If so, I don’t know where in the stack this validation is being done. The linux built-in resolver library doesn’t care, since it works when I’m using 10.12.255.1 as my cache:

root@nuc1:~# ping images.linuxcontainers.org
PING canonical.images.linuxcontainers.org (91.189.88.37) 56(84) bytes of data.

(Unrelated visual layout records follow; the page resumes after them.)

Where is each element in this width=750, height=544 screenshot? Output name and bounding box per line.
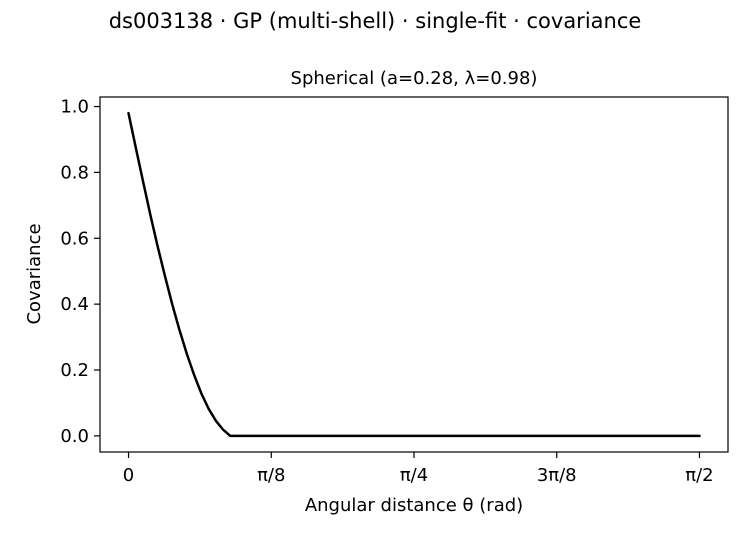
x-tick-label: π/4: [400, 465, 428, 486]
y-tick-label: 0.8: [60, 162, 89, 183]
y-axis-label: Covariance: [24, 223, 45, 324]
y-tick-label: 0.6: [60, 228, 89, 249]
x-axis-label: Angular distance θ (rad): [305, 495, 523, 516]
x-tick-label: π/8: [257, 465, 285, 486]
y-tick-label: 1.0: [60, 97, 89, 118]
series-layer: [127, 111, 701, 438]
y-tick-label: 0.2: [60, 360, 89, 381]
figure-suptitle: ds003138 · GP (multi-shell) · single-fit…: [109, 9, 642, 33]
plot-frame: [99, 96, 729, 453]
x-tick-label: 3π/8: [537, 465, 577, 486]
y-tick-label: 0.4: [60, 294, 89, 315]
y-tick-label: 0.0: [60, 426, 89, 447]
covariance-line: [127, 111, 701, 438]
chart-title: Spherical (a=0.28, λ=0.98): [291, 68, 538, 89]
ticks-layer: 0 π/8 π/4 3π/8 π/2 0.0 0.2 0.4 0.6 0.8 1.0: [60, 97, 713, 486]
x-tick-label: 0: [123, 465, 134, 486]
x-tick-label: π/2: [685, 465, 713, 486]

64 bytes from naiad.canonical.com (91.189.88.37): icmp_seq=1 ttl=54 time=10.3 ms
64 bytes from naiad.canonical.com (91.189.88.37): icmp_seq=2 ttl=54 time=10.3 ms
^C
--- canonical.images.linuxcontainers.org ping statistics ---
2 packets transmitted, 2 received, 0% packet loss, time 1000ms
rtt min/avg/max/mdev = 10.353/10.357/10.361/0.004 ms

So I wonder if lxd itself is doing extra validation, or using a different resolver library (thinks: golang DNS resolver library, bypassing the system one?)